Maar ook als alles door beide partijen wel goed is vastgelegd, kan dat niet altijd een gang naar de rechter voorkomen, geeft Vincent aan. Zoals in het geval van geïmporteerde blauwe bessen, die bij een professioneel koelbedrijf in een vriescel werden bewaard. Toen de koeling het begaf, liep de temperatuur van de bevroren blauwe bessen op en werd de afgesproken -18˚C niet meer gehaald. Het leverde kwaliteitsverlies van de blauwe bessen op.

In de voorwaarden bij het afgesloten contract had het koelbedrijf aansprakelijkheid voor dergelijke calamiteiten uitgesloten. Vincent geeft aan dat de rechter toch aansprakelijkheid aannam.
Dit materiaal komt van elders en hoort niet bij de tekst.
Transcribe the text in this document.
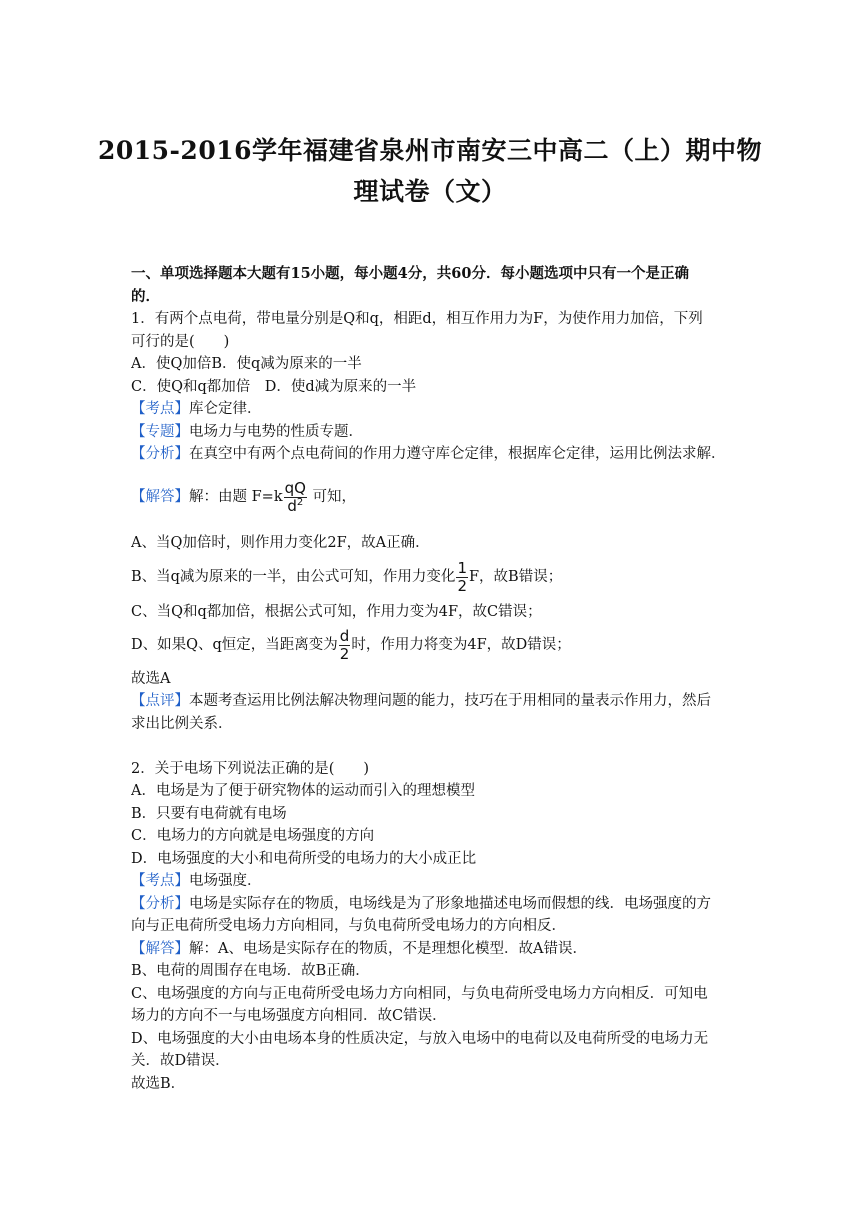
2015-2016学年福建省泉州市南安三中高二（上）期中物
理试卷（文）
一、单项选择题本大题有15小题，每小题4分，共60分．每小题选项中只有一个是正确
的．
1．有两个点电荷，带电量分别是Q和q，相距d，相互作用力为F，为使作用力加倍，下列
可行的是(　　)
A．使Q加倍B．使q减为原来的一半
C．使Q和q都加倍　D．使d减为原来的一半
【考点】库仑定律．
【专题】电场力与电势的性质专题．
【分析】在真空中有两个点电荷间的作用力遵守库仑定律，根据库仑定律，运用比例法求解．
【解答】解：由题 $F=k \frac{qQ}{d^2}$ 可知，
A、当Q加倍时，则作用力变化2F，故A正确．
B、当q减为原来的一半，由公式可知，作用力变化 $\frac{1}{2}$ F，故B错误；
C、当Q和q都加倍，根据公式可知，作用力变为4F，故C错误；
D、如果Q、q恒定，当距离变为 $\frac{d}{2}$ 时，作用力将变为4F，故D错误；
故选A
【点评】本题考查运用比例法解决物理问题的能力，技巧在于用相同的量表示作用力，然后
求出比例关系．
2．关于电场下列说法正确的是(　　)
A．电场是为了便于研究物体的运动而引入的理想模型
B．只要有电荷就有电场
C．电场力的方向就是电场强度的方向
D．电场强度的大小和电荷所受的电场力的大小成正比
【考点】电场强度．
【分析】电场是实际存在的物质，电场线是为了形象地描述电场而假想的线．电场强度的方
向与正电荷所受电场力方向相同，与负电荷所受电场力的方向相反．
【解答】解：A、电场是实际存在的物质，不是理想化模型．故A错误．
B、电荷的周围存在电场．故B正确．
C、电场强度的方向与正电荷所受电场力方向相同，与负电荷所受电场力方向相反．可知电
场力的方向不一与电场强度方向相同．故C错误．
D、电场强度的大小由电场本身的性质决定，与放入电场中的电荷以及电荷所受的电场力无
关．故D错误．
故选B．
Die vond dat de monitoring van de vriesinstallatie en de genomen acties bij het uitvallen ervan, onder meer door personeelsgebrek en achterstallig onderhoud, te wensen overlieten.

Uitweg

Daardoor had de bewaarnemer niet aan zijn zorgplicht voldaan, merkt Vincent op. “De bewaarnemer heeft de plicht om de koelinstallatie in een goede staat te houden. Als er dan alarmerende berichten zijn in de aanloop naar het incident en daar wordt telkens niet of niet adequaat op gereageerd, kan de bewaarnemer niet zeggen dat hij niet aansprakelijk is, ook al is dat in de voorwaarden opgenomen. Naar maatstaven van redelijkheid en billijkheid was in dit geval een beroep op de exoneratie in de voorwaarden onaanvaardbaar.” Het betekende dat de bewaargever tot onbeperkte schadevergoeding verplicht is.

Vincent geeft aan dat dit voorbeeld aantoont, dat als de omstandigheden daartoe aanleiding geven, het recht uitwegen biedt uit contractuele afspraken. “Als de situatie nijpend genoeg is en de omstandigheden zijn dusdanig dat het een onredelijk resultaat zou opleveren als de exoneratie in stand zou worden gehouden, kan een rechter besluiten om het contract niet te honoreren.”